Нелегко "танцевать по эту сторону решетки" автору, запечатлевшему для
многих поколений многоголосицу седьмого вагона -- едут матери и сестры в
лагеря, мечтают, вспоминают детей, и вдруг время словно булгаковский Воланд
приоткрывает будущее мечтателей. Двуплановое восприятие бросает свой
зловещий, свой безысходно-смертоносный свет. Мы узнаем, что маршрут седьмого
вагона для большинства -- последний маршрут... А смертники шутят, поют,
читают стихи... Ужас -- шутка, ужас -- смех. Пожалуй, это не прием, не
"психологические волны", хотя многим и покажутся приемом... Это -- стихия,
неунывающий характер Евгении Семеновны, которая, ожидая расстрела,
закручивает локоны на палец, пудрит нос зубным порошком, да еще отмечает про
себя, усмехнувшись горько своим привычным жестам: "Ничего удивительного.
Шарлотта Корде тоже прихорашивалась перед гильотиной".
С первых строк звучит в книге оголенная правда фронтовой прозы: "Я не
подписала лживых обвинений, но скорее всего потому, что меня не били. Мое
следствие закончилось еще до начала широкого применения "особых методов".
"Мысль о них (детях -- Г.С.) лишала меня мужества". Е. Гинзбург беспощадна и
к самой себе, и к зэкам-сталинисткам, и к эсеркам, отвергающим папиросы
Евгении Семеновны, поскольку та не бывала в оппозиции. Атеистка, она говорит
не тая, что поддерживала ее в смертельно опасные дни великая стойкость
религиозных крестьянок: крестьянки отказались на Пасху работать, и тогда их
разули и поставили в холодную воду, выступившую надо льдом озера.
"Они стояли босиком на льду и продолжали петь молитвы, а мы, побросав
свои инструменты, метались от одного стрелка к другому, умоляя и уговаривая,
рыдая и плача".
"Крутой маршрут" (ч. 1) издан за последние десять лет, наверное, во
всех уголках земли. Кроме России*.
По-видимому, нетрудно понять теперь, отчего был так взбешен тогдашний
министр госбезопасности СССР Семичастный, который угрожал Е. Гинзбург в
печати.
Быть бы Евгении Семеновне в беде, если б Семичастного не сняли: устроив
облаву на сбежавшую дочь Сталина, он провалил многих своих разведчиков, не
подготовленных для ловли дочерей Сталина.

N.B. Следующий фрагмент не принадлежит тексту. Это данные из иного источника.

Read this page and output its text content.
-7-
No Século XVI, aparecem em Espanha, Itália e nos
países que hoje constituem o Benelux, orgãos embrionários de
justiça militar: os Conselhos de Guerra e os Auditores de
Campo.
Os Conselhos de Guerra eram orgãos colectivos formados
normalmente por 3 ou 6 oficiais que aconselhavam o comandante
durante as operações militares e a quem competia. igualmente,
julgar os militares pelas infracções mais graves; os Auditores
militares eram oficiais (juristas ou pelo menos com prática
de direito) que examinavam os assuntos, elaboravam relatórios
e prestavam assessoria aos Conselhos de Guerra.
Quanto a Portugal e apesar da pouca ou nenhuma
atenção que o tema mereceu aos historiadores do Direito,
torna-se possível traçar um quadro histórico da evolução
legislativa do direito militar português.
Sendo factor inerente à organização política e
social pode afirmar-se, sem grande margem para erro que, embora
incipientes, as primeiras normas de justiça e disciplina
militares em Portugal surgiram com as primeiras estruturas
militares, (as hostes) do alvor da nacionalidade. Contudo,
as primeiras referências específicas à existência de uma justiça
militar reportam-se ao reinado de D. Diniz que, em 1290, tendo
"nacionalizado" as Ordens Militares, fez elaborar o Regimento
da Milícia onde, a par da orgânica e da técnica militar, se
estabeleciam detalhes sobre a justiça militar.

Изгнание Семичастного спасло Е. Гинзбург.
Их всего-навсего трое, крупных литературных талантов, выживших в
сталинских лагерях и описавших пережитое. Солженицын, Е. Гинзбург и В.
Шаламов.
... Я видел Варлама Шаламова всего один раз: не помню, кого я искал, --
заглянул в конференц-зал Союза писателей, где шло заседание. Быстро оглядел
зал, трибуну. За трибуной, не касаясь ее, словно трибуны вообще не было или
она была отвратительно грязной, стоял человек с неподвижным лицом. Сухой и
какой-то замороженный, темный. Словно черное дерево, а не человек. В
президиуме находился Илья Эренбург, измученный, взмокший, нервно
подергивающийся, отчего его седые волосы встряхивались, как петушиный
гребень, и тут же падали бессильно.
Эренбург пытался встать и тихо уйти, но человек, не прикасавшийся к
трибуне, вдруг воскликнул властно и тяжело: "А вы сидите, Илья Григорьевич!"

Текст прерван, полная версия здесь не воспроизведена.